Ce que j'écris, ce qui me chiffonne, ce qui m'émeut, ce qui m'énerve, ce qui me fait rêver... a une petite chance d'apparaître ici... poésie, écriture, insolite, astuces, détente
En émergeant sur l'esplanade ensoleillée, à travers la grande porte a coulisses du conseil général, mon premier regard est pour l'équipe technique qui s'affaire à nettoyer le grand bassin vide, avant la remise en eau.
Et sur le premier banc, la bonne surprise, le petit monsieur au chapeau noir est assis, la jambe droite par dessus le genou gauche, et ses deux petites mains en pile sur sa cuisse.
Il les observe aussi.
Me voilà rassuré, il vit.
Alors, pendant que j'avance, mon regard glisse sur le banc, à son côté. Il y a une boîte à chaussures gris foncé, posée tout contre lui.
Et la machine à rêver se met en route...
Mais que peut il bien y avoir dans la boîte à chaussures grise du petit homme au chapeau noir ?
... La jolie pendule du salon, et sa fragile cloche de verre, qui s'est arrêtée l'autre jour, quand il a tourné la molette à contre-sens pour régler la nouvelle heure, et que l'horloger de Pey-Berland attend pour 10h00 ? C'est la pendule qu'Alice avait choisie. Elle n'aimerait pas savoir qu'elle est arrêtée. Et le petit bruissement qu'elle produit, en résonnant sur la commode, près du portrait d'Alice, manque cruellement depuis qu'elle est en panne.
... Le corps sans vie d'un autre cochon d'Inde, amoureusement roulé dans un tissu doux, qu'il porte au crématorium, ou au cimetière des animaux ? Peut on avoir des cochons d'inde quand on mange les sandwichs des poubelles de l'esplanade ?
... Quelques objets précieux, qu'il avait pourtant juré de conserver quoi qu'il advienne, et qu'il va porter au clou, parce qu'il faut bien manger, et que les demi-sandwichs des poubelles, ça va bien un peu, mais bon... un petit flunch avant de sauter du pont, avec un dernier verre de vin rouge du pays, ce sera quand même mieux.
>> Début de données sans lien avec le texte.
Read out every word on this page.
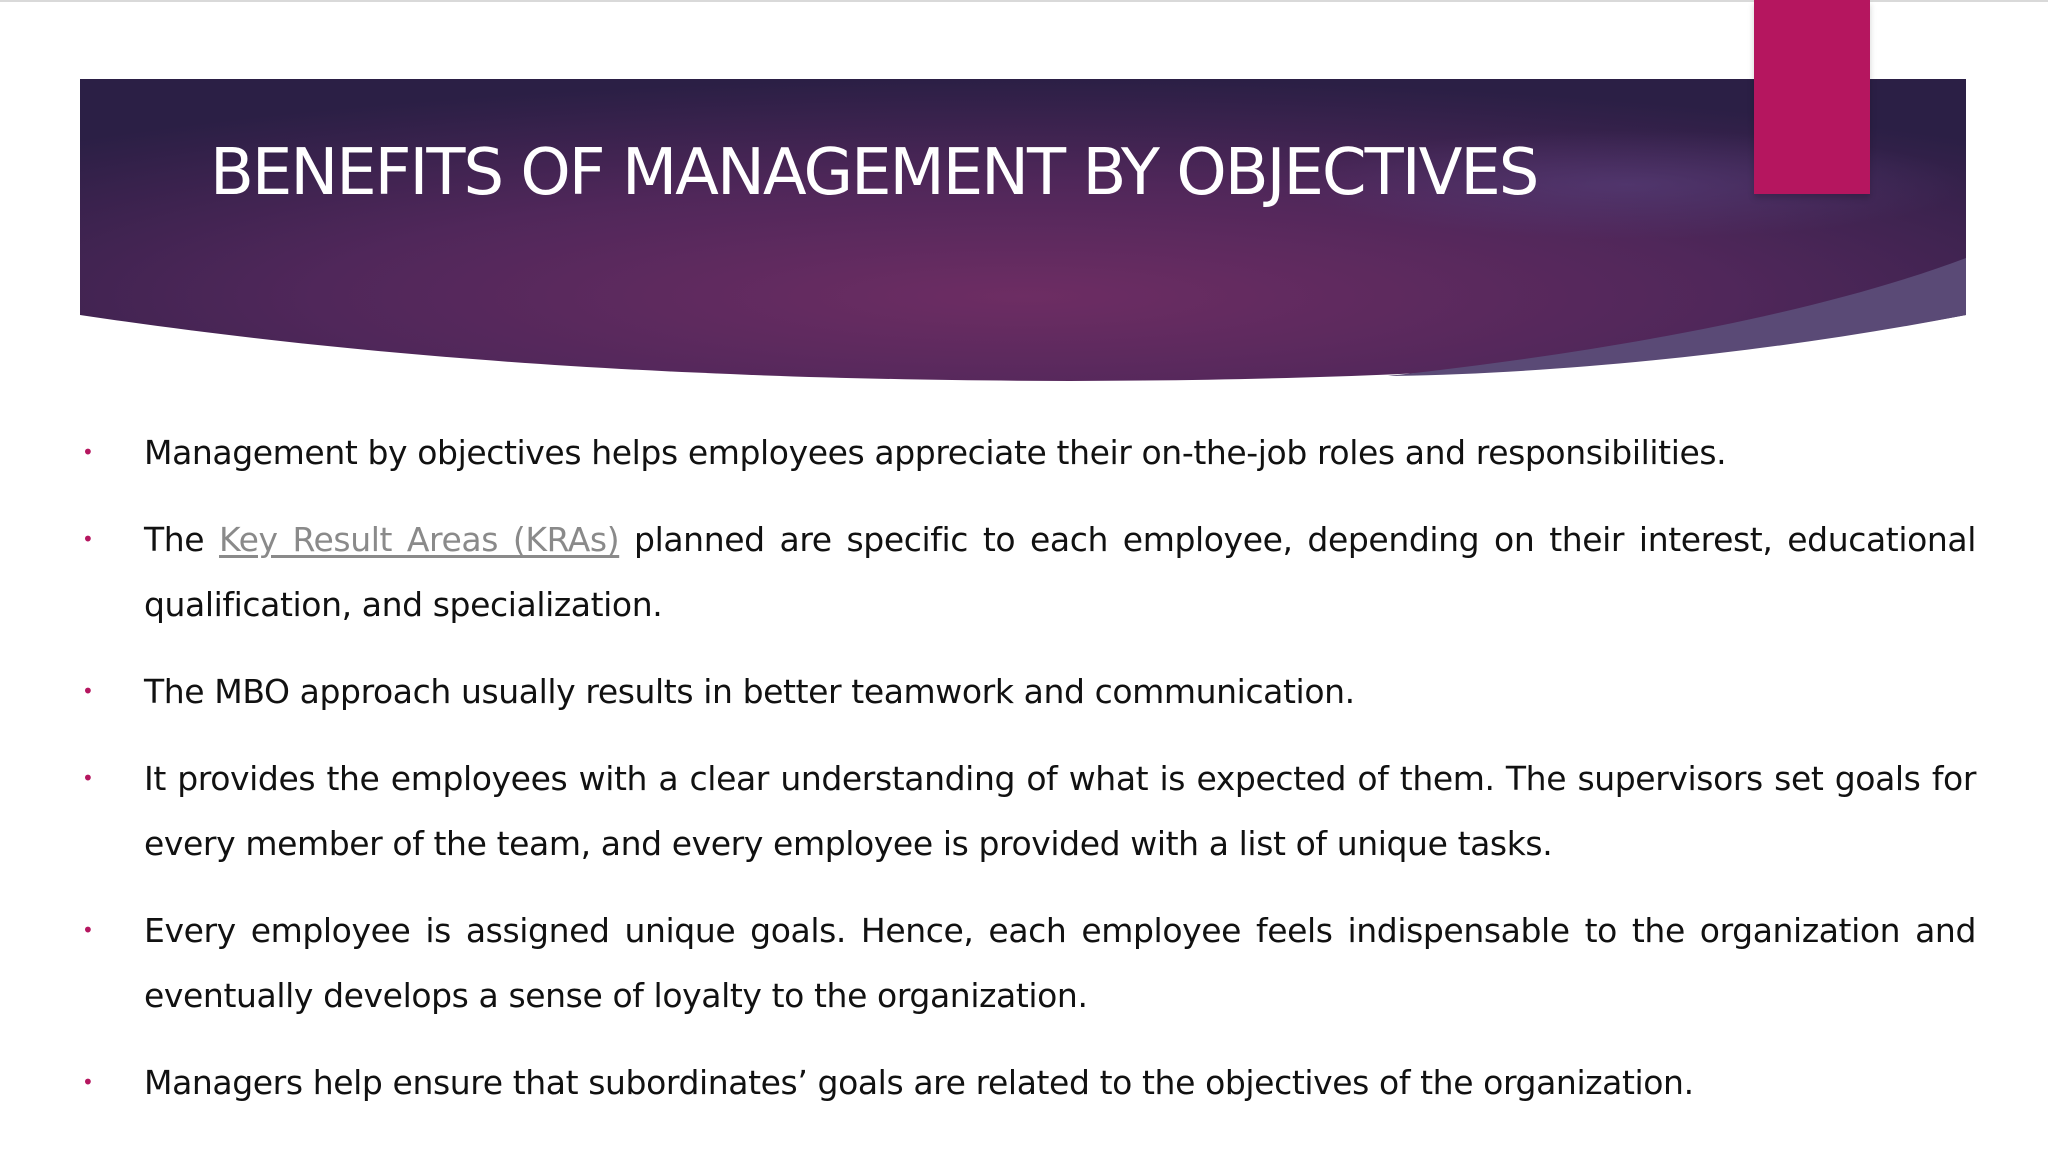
BENEFITS OF MANAGEMENT BY OBJECTIVES
•	Management by objectives helps employees appreciate their on-the-job roles and responsibilities.
•	The Key Result Areas (KRAs) planned are specific to each employee, depending on their interest, educational qualification, and specialization.
•	The MBO approach usually results in better teamwork and communication.
•	It provides the employees with a clear understanding of what is expected of them. The supervisors set goals for every member of the team, and every employee is provided with a list of unique tasks.
•	Every employee is assigned unique goals. Hence, each employee feels indispensable to the organization and eventually develops a sense of loyalty to the organization.
•	Managers help ensure that subordinates’ goals are related to the objectives of the organization.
... Un vieux Luger P-08 qu'il utilisera tout à l'heure à la poste centrale, menaçant la guichetière éberluée, et lui intimant de vider le contenu de sa caisse dans la boîte, avant de s'esquiver, à petits pas tranquilles ? De quoi manger quelques temps et fleurir la tombe d'Alice avec autre chose que des fleurs prises sur les tombes voisines.
... Ses économies, qu'il va donner à un inconnu, après l'avoir tranquillement observé traversant l'esplanade ? Il lui dira, avec un sourire :" Prenez cette boite. Et attendez ce soir, que le soleil se couche, avant de l'ouvrir..." Puis tournera les talons et s'en ira, les mains au dos, à petits pas, laissant l'autre penaud, regarder tour a tour la boite, puis le petit homme, puis la boite... Puis, voyant l'heure, l'élu, calant la boîte sous son bras, s'activera sur la route de son chantier. A midi, pour la pose, assis sur l'échafaudage, jambe ballantes il rêvera, comme moi, au contenu. Le soir venu, il se dira que ça fait bien longtemps, en fait, qu'il n'a plus regardé le soleil se coucher. Et que c'est bien dommage.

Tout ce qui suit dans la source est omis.